A team of students, faculty and local professionals from Engineers Without Borders at WSU is working with the nonprofit Student Movement for Real Change to help bring clean water to people in Kenya.

The groups are collaborating to design a 9-mile-long pipeline to provide fresh, clean water to 35,000 people in Kenya, according to the EWB Web site.

“This is one of the first, major international projects we are involved in,” said Alex McDonald, founder and president of WSU’s EWB.

The project is based in the southeast region of Kenya near Kayafungo, an impoverished area of the country. The lack of clean, potable water is a serious problem in this region. Women and children walk up to 6 miles to collect water from pits that fill with rain, according to the site.

The team will make its first trip to Kenya at the end of May. Later phases will involve designing and constructing the pipeline. The project will help reduce the distance of walking to a water source to less than a mile. It should provide water to 10 schools and result in a reduction of waterborne diseases. It will also provide employment in the region, according to the site.

This project is divided into three phases. The initial phase will be done by a team of three students – McDonald, Carrie Schramm and Zakaria Mohamed – with the help of J. Daniel Dolan, a WSU civil and environmental engineering professor.

“We will determine what exactly has to be done to clean water, and using GPS system [we will] map the 9-mile-long site” Schramm said of this summer’s stage.

Data collection is essential because there is no topographic map available in Kenya, she said.

But the trip would not be possible without funding.

“We are still raising funds. SMRC is helping us with an amount of $300,000 for construction,” McDonald said. “We have $25,000 contribution from various Kenyan authorities.” Donations to EWB are managed by WSU Foundation, which maintains a tax-exempt status.
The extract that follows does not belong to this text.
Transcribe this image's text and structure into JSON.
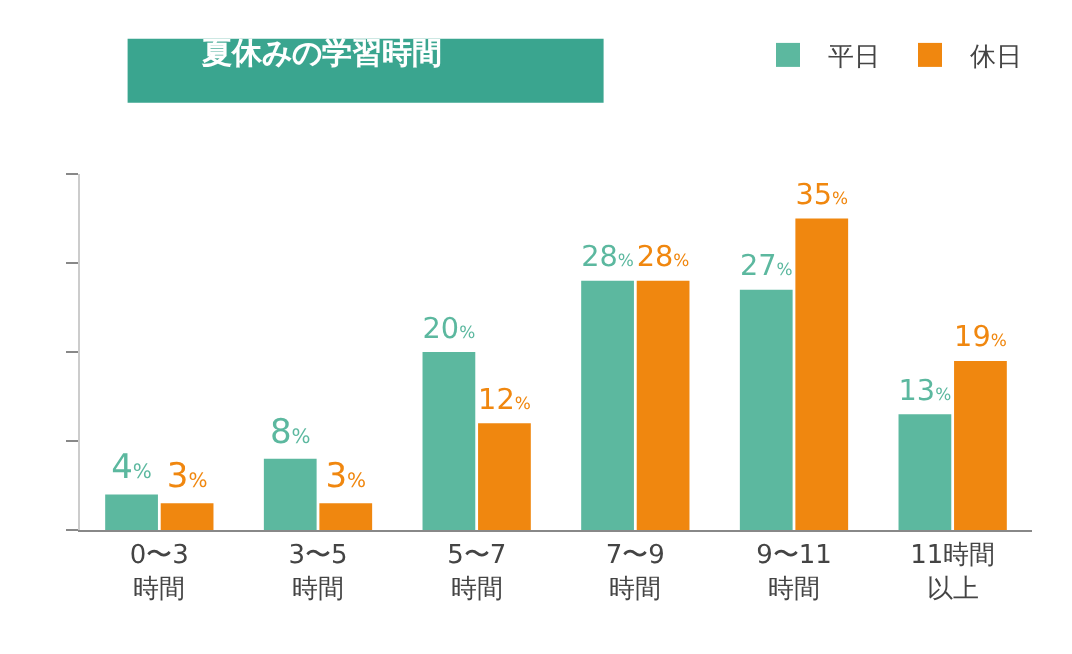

The team has contacts with University of Nairobi and is also scheduled for a meeting with the U.S. ambassador in Kenya. Support for the project also came from students here, he said.

“ASWSU is supporting us with a fund of $750,” he said.

SMRC is a national nonprofit organization that helps build projects such as this one in various parts of the world.

EWB is hoping to get additional money from WSU and students.

“We are a nonprofit body,” McDonald said. “We hope to get some help.”